A jet bridge (also termed jetway, jetwalk, airgate, gangway, aerobridge/airbridge, skybridge, airtube, expedited suspended passenger entry system (E-SPES), or its official industry name passenger boarding bridge (PBB)) is an enclosed, movable connector which most commonly extends from an airport terminal gate to an airplane, and in some instances from a port to a boat or ship, allowing passengers to board and disembark without going outside and being exposed to harsh weather. Depending on building design, sill heights, fueling positions, and operational requirements, a jet bridge may be fixed or movable, swinging radially, and/or extending in length. The jetway was invented by Frank Der Yuen.

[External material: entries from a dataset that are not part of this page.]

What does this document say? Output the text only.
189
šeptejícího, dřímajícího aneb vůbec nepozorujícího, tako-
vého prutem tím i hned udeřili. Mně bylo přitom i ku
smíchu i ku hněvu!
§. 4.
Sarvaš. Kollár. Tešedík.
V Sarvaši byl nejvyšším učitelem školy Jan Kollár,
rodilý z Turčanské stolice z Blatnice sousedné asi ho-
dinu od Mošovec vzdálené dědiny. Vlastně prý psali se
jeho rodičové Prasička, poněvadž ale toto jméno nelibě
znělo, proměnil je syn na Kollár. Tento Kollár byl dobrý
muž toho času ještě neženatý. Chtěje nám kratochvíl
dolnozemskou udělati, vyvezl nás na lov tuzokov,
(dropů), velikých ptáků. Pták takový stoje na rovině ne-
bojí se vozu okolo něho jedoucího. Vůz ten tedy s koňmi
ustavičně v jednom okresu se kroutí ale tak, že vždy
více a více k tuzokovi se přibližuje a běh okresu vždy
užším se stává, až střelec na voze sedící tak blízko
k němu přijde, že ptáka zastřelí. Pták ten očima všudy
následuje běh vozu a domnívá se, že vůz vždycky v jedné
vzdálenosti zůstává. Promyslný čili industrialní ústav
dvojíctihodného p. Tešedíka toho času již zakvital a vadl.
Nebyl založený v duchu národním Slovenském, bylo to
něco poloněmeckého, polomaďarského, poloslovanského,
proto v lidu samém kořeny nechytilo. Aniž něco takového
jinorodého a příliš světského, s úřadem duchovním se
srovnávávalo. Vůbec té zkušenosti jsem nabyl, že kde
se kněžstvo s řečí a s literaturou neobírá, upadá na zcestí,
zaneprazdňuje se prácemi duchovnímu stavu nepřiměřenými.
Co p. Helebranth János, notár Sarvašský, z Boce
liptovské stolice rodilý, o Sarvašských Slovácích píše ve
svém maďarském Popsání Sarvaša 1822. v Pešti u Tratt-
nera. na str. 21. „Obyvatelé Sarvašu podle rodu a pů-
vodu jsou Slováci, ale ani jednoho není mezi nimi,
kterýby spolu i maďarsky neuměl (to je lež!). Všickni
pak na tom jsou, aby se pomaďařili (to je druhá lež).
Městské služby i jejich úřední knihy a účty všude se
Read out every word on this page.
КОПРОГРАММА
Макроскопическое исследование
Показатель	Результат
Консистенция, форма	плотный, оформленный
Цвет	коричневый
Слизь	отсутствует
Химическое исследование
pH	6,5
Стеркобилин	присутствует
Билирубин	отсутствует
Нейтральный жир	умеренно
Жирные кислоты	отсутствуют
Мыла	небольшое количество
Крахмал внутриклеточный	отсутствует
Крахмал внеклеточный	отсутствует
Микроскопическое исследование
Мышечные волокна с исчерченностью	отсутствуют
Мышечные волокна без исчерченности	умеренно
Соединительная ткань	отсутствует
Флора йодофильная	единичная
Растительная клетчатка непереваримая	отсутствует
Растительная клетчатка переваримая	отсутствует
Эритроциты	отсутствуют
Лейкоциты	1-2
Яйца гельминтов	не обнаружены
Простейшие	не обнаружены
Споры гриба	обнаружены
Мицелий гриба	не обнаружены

Similar devices are used for astronauts to enter spacecraft, which are installed in the appropriate height of the launch tower.

History

Before the introduction of jet bridges, passengers normally boarded an aircraft by walking along the ground-level ramp and climbing a set of movable stairs, or airstairs on aircraft so equipped. Mobile staircases or "ramp stairs" are employed at many airports around the world, particularly smaller airports and terminals supporting low cost carriers.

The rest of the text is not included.